This replaces `model_context_window()` in agent.rs and the string
checks in config.rs.

**Priority:** Low. Two backends means two code paths; an enum doesn't
save much yet.

## 8. Documentation gaps

These files have good inline comments but could use the notes sections
described in CLAUDE.md's code standards:

- **agent.rs**: Needs a note on the relationship between the
  append-only log and the ephemeral message view. The `turn()` method's
  retry logic (overflow, empty response, leaked tool calls) is
  important — a brief note at the top explaining the three recovery
  paths would help.

- **main.rs**: The event loop priority order (biased select) is a
  design decision worth documenting — keyboard events beat turn results
  beat render beats DMN timer. Why this order matters.

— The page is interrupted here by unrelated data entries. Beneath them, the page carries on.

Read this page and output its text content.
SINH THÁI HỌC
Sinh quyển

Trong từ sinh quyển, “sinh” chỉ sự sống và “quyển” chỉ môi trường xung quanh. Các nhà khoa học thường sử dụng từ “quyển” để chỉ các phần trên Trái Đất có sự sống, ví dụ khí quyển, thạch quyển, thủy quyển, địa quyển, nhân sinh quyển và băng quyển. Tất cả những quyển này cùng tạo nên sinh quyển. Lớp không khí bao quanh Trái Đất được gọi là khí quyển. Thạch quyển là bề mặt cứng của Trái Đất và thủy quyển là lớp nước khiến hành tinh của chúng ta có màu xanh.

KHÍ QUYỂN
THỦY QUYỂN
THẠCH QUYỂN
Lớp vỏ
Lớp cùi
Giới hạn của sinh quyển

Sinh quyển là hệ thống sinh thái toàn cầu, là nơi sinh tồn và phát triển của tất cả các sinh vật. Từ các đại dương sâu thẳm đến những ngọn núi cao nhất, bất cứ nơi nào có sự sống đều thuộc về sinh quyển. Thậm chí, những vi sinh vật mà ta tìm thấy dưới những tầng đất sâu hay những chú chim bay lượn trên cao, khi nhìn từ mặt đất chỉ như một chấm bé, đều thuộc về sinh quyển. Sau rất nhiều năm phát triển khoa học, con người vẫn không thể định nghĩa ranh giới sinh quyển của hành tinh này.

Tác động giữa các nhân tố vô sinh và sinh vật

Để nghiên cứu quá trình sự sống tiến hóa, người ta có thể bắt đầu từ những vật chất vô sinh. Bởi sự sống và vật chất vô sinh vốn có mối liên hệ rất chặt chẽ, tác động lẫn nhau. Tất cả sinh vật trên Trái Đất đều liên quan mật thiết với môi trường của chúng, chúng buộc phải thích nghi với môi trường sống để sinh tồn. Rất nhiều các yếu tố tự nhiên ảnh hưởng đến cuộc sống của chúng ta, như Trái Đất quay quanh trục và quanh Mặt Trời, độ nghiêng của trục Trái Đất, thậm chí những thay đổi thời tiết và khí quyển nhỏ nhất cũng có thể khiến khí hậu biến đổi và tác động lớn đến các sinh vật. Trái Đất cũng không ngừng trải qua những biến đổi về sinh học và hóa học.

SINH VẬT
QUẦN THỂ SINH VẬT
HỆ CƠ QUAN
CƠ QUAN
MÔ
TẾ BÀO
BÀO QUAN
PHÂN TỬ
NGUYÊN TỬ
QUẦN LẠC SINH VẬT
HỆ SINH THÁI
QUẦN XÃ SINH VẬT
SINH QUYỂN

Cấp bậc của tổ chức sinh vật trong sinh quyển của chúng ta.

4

- **config.rs**: The system/context split rationale is documented well
  in comments, but the memory file priority ordering should reference
  load-memory.sh explicitly (it does, but buried — make it the first
  thing someone sees in `load_memory_files()`).

**→ Done:** Created `.claude/design.md` as the top-level reference
doc covering all of the above.

## 9. Things that are well-designed — don't change these

- **The DMN state machine.** Simple, correct, and the prompts are
  well-crafted. The gradual ramp-down (Engaged→Working→Foraging→Resting)
  feels right. The `DmnContext` giving the model information about user
  presence and error patterns is smart.

- **Journal as compaction.** No separate summarization step. The
  journal entry *is* the compression. The model writes it, the
  compaction algorithm uses it. Elegant.

- **The ui_channel abstraction.** Clean separation between agent
  output and TUI rendering. Makes it possible to swap TUI frameworks
  or add a non-TUI interface without touching agent code.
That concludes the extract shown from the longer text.